Book Description
This Exhilarating novel of great depth and power is the story of one man's quest for the secret of his origins that ranges from nineteenth-century St. John's to the bustling streets of New York to the remotest regions of the Arctic.
When Devlin is a young child, he and his mother, Amelia, are suddenly abandoned by his father, Dr. Francis Stead, who flees St. John's to practise medicine among the Eskimos. Soon after, Amelia disappears into the icy ocean off Signal Hill. Rather than return home, his father joins the American Lieutenant Perry on one of his attempts to reach the North Pole, but wanders off from camp one night and is never seen again. Now orphaned, Devlin grows up an outcast and a loner.
And then one day he receives an extraordinary letter- a letter that will challenge everything Devlin ever thought he knew about himself. He will sail from St. John's to New York to become the protègé of Dr. Frederick Cook, Perry's great rival in the race for the pole. While in Manhattan, he falls in love with a young woman who has an astonishing family connection to Amelia.
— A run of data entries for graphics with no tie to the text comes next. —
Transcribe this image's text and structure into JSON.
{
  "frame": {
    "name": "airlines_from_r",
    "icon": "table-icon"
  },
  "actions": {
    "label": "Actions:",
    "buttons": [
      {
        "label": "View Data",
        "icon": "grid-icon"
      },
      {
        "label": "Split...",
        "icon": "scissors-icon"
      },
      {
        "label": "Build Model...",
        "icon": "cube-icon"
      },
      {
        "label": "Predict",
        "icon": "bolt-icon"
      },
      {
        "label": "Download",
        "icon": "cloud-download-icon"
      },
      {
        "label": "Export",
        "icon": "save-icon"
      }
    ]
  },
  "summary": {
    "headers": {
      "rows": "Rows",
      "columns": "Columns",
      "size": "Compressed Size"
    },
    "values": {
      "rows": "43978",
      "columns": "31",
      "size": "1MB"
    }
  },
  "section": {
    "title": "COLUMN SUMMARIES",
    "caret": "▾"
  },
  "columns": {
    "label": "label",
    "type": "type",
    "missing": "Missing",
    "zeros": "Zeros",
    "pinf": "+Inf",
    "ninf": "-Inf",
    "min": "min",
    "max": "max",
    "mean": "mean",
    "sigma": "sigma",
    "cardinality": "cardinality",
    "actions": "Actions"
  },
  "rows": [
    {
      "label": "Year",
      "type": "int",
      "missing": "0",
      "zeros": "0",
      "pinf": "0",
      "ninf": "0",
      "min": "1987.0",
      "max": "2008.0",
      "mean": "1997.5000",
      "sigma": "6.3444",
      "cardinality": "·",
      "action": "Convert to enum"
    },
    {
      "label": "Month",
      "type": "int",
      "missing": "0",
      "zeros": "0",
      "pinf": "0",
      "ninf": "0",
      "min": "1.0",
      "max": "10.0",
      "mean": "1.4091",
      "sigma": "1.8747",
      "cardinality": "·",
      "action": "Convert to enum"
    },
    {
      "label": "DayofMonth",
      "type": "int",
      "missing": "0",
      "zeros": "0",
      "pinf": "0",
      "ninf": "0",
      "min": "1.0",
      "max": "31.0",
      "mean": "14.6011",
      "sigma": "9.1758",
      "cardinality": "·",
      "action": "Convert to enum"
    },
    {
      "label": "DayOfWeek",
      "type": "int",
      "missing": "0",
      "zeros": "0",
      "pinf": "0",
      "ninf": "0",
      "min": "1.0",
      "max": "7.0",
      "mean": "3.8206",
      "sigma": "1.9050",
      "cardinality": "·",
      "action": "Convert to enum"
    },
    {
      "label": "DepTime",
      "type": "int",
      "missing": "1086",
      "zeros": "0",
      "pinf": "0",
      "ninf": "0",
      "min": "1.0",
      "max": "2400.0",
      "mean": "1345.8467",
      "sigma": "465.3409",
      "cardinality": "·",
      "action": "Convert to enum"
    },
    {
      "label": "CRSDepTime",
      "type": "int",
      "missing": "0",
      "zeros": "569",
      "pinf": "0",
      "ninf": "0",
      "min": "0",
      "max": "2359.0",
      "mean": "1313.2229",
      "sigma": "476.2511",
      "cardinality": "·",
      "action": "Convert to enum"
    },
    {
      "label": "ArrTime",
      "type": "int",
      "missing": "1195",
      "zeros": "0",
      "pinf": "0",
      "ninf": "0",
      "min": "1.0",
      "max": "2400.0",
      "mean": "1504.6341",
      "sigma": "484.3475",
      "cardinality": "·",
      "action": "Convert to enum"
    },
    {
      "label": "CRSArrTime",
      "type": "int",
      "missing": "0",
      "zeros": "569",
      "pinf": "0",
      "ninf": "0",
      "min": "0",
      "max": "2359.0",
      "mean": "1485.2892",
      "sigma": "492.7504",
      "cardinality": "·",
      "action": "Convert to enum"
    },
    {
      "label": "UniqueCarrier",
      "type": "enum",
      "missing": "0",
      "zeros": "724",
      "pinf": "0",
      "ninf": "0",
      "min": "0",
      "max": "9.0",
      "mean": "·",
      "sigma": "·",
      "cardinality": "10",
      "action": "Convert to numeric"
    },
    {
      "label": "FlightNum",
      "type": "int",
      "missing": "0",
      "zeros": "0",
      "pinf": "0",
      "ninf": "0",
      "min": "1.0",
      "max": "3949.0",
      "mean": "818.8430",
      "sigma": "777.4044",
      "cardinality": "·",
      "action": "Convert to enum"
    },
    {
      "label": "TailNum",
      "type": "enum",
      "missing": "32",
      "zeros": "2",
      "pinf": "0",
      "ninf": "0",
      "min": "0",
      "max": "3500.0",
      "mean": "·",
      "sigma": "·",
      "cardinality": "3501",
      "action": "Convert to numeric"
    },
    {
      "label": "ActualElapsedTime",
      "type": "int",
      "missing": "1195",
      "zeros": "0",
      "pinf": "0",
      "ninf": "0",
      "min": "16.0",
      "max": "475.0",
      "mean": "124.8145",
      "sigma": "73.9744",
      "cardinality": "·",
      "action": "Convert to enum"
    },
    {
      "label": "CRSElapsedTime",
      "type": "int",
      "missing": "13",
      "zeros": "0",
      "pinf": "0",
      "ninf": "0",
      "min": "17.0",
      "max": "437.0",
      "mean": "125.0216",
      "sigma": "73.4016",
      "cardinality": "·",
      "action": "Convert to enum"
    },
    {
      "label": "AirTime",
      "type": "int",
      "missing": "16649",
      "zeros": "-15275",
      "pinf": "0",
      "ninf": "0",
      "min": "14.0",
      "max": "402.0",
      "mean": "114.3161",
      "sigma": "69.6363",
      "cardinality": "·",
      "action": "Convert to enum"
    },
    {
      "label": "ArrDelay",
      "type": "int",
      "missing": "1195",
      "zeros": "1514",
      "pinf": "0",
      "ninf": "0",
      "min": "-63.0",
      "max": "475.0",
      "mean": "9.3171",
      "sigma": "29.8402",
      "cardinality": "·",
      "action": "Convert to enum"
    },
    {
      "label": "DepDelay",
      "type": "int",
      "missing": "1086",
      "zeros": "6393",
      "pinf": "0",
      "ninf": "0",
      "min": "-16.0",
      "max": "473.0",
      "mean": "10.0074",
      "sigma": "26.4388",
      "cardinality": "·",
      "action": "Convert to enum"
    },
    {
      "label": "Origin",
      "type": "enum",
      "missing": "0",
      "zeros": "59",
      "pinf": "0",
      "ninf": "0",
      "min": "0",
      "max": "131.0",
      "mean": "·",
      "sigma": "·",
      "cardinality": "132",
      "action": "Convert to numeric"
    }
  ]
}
In The Navigator of New York, Wayne Johnston's descriptions of place --whether of the frozen Arctic wastes or the city of New York, bursting with the energy of a metropolis about to become the capital
city of the globe -- evoke an extraordinary physicality and conviction. A remarkable achievement that seamlessly weaves fact and fabrication, it continues the masterful reinvention of the historical novel Wayne Johnston began with his lavishly praised The Colony of Unrequited Dreams and illustrates why he has been called "the most distinctive talent this country has produced since Mordecai Richler" (The Globe and Mail).